How can this be a source of competitive advantage and not just an issue of regulatory compliance? In several industries, particularly those in the capital equipment, construction and natural resource sectors, an increasing trend in contract award consideration is the historical safety performance of the vendor.

2. Asset Productivity

A seemingly obvious statement, asset productivity — the revenue generated per dollar of the organization’s asset base — is of critical importance to the well-being of asset-intensive manufacturers. However, many organizations fail to take the opportunity to optimize their asset footprints. By using capital as a means to maintain alignment between assets and sales revenues rather than investing in OE activity, organizations miss the opportunity to increase the flexibility of their current asset base. By using a comprehensive asset strategy, companies carefully consider the number and location of facilities, operational improvement initiatives and maintenance strategies aligned with volume requirements and the business cycle.

If there is such a thing as an upside of downturn, it is a forced emphasis on the improvement of asset productivity and utilization. With the flows of easily-available capital greatly diminished, organizations must tap the underutilized resources that exist within to release value and defer investments as demand levels rise when growth returns.

3. Human Capabilities

The area of human capability development and productivity improvement is the third element in which competitive advantage can be gained in every region of the world. Over the coming decade millions of man years of technical, operational and ‘tribal’ knowledge will simply walk out of the workplace. Those organizations which address the challenge of knowledge retention stand to create a distinct advantage that will manifest itself across a broad range of operational metrics. Failure to do so will result in long organizational ‘re-learning cycles’ with the potential to negatively impact each area of potential OE advantage.

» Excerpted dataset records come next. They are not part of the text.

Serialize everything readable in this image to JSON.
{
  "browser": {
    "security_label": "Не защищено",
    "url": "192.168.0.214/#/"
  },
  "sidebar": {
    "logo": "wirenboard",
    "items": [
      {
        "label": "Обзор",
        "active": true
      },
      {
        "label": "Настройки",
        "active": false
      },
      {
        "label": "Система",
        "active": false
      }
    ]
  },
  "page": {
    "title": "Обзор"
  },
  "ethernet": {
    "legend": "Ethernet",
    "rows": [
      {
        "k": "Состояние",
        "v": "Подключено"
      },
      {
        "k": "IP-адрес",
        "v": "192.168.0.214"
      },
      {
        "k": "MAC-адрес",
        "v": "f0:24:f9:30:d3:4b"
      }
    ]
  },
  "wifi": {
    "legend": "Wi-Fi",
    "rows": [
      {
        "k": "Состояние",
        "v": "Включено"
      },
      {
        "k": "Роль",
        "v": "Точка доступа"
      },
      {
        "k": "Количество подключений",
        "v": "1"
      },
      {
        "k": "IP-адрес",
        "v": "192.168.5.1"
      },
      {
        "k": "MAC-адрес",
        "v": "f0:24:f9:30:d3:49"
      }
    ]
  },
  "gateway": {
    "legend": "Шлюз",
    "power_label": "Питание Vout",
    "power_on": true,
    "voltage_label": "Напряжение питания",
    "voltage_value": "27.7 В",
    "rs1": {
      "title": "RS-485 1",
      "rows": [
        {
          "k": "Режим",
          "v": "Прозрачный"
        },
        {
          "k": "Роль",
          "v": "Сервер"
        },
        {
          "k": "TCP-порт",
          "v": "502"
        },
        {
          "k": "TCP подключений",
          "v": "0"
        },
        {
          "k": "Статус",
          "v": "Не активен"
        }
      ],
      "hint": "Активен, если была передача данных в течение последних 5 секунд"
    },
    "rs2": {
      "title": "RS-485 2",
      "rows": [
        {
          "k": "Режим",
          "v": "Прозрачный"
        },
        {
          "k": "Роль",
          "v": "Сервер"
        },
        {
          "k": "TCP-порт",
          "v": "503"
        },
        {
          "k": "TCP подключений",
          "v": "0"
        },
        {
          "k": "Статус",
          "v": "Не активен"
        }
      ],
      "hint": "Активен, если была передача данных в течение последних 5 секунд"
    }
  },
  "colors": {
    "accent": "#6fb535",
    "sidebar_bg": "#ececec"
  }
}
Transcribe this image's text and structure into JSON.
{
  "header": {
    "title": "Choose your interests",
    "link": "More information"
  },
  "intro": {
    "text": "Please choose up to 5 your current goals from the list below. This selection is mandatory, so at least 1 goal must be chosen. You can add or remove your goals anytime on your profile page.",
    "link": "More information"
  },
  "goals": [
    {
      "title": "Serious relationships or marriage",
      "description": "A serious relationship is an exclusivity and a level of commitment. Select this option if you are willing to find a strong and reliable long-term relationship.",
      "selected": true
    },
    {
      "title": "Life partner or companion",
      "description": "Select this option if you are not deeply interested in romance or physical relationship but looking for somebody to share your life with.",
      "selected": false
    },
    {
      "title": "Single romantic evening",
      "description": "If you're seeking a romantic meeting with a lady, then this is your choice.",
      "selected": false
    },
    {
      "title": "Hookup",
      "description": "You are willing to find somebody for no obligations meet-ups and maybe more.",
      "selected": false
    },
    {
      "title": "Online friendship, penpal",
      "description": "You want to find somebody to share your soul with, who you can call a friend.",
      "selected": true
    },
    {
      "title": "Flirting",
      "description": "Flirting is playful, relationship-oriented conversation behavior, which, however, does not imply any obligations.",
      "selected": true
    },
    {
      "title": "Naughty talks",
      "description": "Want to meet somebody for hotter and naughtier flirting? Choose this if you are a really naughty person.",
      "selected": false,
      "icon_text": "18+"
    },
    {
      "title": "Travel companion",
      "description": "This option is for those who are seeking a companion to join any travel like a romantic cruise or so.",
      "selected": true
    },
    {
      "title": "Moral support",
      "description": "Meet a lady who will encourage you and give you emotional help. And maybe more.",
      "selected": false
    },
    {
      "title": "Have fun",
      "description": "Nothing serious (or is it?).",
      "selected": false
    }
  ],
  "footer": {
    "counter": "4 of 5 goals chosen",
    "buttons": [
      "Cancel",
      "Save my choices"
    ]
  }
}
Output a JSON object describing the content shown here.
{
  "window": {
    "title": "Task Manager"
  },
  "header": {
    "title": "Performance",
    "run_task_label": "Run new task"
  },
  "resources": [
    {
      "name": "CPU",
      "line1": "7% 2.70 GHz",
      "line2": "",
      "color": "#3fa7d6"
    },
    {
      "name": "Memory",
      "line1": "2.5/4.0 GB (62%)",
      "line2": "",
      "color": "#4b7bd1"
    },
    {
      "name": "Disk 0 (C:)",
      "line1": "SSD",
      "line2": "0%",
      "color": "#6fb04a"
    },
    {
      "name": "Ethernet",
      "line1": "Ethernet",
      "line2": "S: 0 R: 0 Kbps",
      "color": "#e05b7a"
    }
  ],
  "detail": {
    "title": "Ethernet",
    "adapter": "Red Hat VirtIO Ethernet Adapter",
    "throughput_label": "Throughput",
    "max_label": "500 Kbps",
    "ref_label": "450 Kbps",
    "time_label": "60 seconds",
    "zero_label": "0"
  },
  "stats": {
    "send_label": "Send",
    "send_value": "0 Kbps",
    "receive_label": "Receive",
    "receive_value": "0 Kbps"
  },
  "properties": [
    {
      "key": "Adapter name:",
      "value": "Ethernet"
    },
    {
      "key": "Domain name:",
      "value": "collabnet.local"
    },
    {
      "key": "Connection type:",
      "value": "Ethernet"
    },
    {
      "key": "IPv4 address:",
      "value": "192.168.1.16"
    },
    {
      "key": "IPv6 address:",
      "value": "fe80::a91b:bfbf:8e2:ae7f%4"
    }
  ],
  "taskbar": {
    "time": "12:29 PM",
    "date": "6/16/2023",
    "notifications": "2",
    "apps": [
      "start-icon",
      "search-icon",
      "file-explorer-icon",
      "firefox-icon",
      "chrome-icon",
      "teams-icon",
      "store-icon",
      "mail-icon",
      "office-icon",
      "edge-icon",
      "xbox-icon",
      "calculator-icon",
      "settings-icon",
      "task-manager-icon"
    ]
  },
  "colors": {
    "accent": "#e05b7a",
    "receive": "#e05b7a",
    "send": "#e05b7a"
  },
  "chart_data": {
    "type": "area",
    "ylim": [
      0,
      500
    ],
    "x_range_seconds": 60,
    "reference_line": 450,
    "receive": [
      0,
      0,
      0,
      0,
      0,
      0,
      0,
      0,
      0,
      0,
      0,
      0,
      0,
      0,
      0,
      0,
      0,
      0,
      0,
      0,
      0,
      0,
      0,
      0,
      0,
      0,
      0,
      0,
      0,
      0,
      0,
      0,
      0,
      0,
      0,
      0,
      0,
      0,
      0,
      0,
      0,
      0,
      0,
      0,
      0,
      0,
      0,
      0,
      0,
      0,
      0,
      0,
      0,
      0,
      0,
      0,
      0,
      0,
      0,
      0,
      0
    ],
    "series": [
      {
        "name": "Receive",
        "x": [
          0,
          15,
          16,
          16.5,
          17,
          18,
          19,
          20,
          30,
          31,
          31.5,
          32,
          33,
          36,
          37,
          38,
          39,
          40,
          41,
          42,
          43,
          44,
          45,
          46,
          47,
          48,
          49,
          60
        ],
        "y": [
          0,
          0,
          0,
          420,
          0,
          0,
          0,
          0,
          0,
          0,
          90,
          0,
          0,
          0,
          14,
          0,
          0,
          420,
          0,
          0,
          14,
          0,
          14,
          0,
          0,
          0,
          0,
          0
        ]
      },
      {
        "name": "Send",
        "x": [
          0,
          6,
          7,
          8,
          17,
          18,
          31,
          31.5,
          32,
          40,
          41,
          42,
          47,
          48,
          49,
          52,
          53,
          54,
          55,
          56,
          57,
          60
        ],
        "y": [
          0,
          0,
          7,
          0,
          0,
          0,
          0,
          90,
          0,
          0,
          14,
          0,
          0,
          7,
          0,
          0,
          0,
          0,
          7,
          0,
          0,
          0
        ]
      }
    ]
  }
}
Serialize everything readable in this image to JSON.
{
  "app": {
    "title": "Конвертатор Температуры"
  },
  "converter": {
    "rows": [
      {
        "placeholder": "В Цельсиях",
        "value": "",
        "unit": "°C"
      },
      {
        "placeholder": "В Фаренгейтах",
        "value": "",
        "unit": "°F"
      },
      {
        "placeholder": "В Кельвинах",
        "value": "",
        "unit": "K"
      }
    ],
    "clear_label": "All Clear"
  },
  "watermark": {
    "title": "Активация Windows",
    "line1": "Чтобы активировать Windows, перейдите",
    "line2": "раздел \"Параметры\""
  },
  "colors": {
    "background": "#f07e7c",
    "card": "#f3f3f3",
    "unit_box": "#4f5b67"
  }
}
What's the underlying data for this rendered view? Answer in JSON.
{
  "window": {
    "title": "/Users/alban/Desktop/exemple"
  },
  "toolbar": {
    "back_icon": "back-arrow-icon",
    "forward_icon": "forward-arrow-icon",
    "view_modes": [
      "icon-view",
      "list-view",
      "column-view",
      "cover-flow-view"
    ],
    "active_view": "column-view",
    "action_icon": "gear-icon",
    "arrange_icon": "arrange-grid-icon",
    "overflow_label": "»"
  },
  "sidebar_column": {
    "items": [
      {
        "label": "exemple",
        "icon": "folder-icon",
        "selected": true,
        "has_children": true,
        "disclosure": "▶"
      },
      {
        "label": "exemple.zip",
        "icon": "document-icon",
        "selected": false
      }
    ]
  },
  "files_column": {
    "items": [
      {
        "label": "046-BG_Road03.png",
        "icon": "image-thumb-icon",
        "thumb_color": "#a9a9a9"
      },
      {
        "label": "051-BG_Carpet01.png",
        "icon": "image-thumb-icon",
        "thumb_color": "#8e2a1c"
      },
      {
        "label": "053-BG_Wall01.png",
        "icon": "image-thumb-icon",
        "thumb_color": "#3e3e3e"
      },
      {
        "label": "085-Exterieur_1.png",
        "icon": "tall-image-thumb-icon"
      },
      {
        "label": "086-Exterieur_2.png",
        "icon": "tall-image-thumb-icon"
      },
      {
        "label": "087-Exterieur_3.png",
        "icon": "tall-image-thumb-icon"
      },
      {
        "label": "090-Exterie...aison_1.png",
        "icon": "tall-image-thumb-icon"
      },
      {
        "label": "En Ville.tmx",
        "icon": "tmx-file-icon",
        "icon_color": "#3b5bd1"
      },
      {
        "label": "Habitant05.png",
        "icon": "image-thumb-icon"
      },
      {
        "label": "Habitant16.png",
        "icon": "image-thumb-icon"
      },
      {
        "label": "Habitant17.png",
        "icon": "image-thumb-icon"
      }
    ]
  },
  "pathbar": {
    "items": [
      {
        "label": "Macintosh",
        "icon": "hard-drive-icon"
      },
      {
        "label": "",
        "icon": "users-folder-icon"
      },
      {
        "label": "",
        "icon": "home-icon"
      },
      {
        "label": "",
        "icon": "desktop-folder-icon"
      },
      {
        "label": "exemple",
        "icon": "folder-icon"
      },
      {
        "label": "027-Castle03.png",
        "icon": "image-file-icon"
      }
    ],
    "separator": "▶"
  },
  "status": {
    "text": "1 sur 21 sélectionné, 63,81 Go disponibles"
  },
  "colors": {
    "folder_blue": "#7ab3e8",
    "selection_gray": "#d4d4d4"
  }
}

This applies as well to emerging manufacturing regions. Research indicates that China has a unit productivity shortfall in comparison to mature regions. This gap, initially masked by a lower hourly labor cost, will be increasingly exposed as pressure on wage rates continues to rise. It is already resulting in manufacturing relocating to provinces with cheaper labor and to other emerging production centers in Asia and Eastern Europe.

4. Quality

The area of product and/or service quality provides rich opportunities for OE focus. Recent events have demonstrated that global manufacturers who had previously unquestionable credentials for ensuring product quality and responsiveness to customer needs can now experience potentially catastrophic difficulties. This issue of improving and maintaining quality is relevant to both mature and developing operational markets.

Increasing demands from customers in the developing world — and in mature economies — will ensure that quality improvement through improved process management, variation control, waste reduction and increased levels of product consistency provide a potentially enduring area for disciplined and focused efforts with OE applications.

5. Business Process

Business Processes are the steps that convert inputs into outputs. In an effective OE strategy leadership must first ensure that the processes required to deliver a competitive advantage are in place.

If a competitive advantage can be built through world class performance in a production-to-ship cycle, then it must ensure that the processes that support this are in place: forecasting, planning and scheduling, production control, expedition and inventory management.

The importance of removing process deficiencies to achieve Operational Excellence cannot be overstated. The most significant process deficiency is, of course, not having one. Just because work ‘gets done’ does not mean that there is a valid process for it. For a process to be effective it must be well designed, measured and managed. If this criterion does not exist then a process will be sub-optimal and not deliver the advantages that the organization requires. Unless applied in this broader context, OE technique application runs the risk of short-term unsustainable improvements that, in the worst case do, the wrong things more efficiently.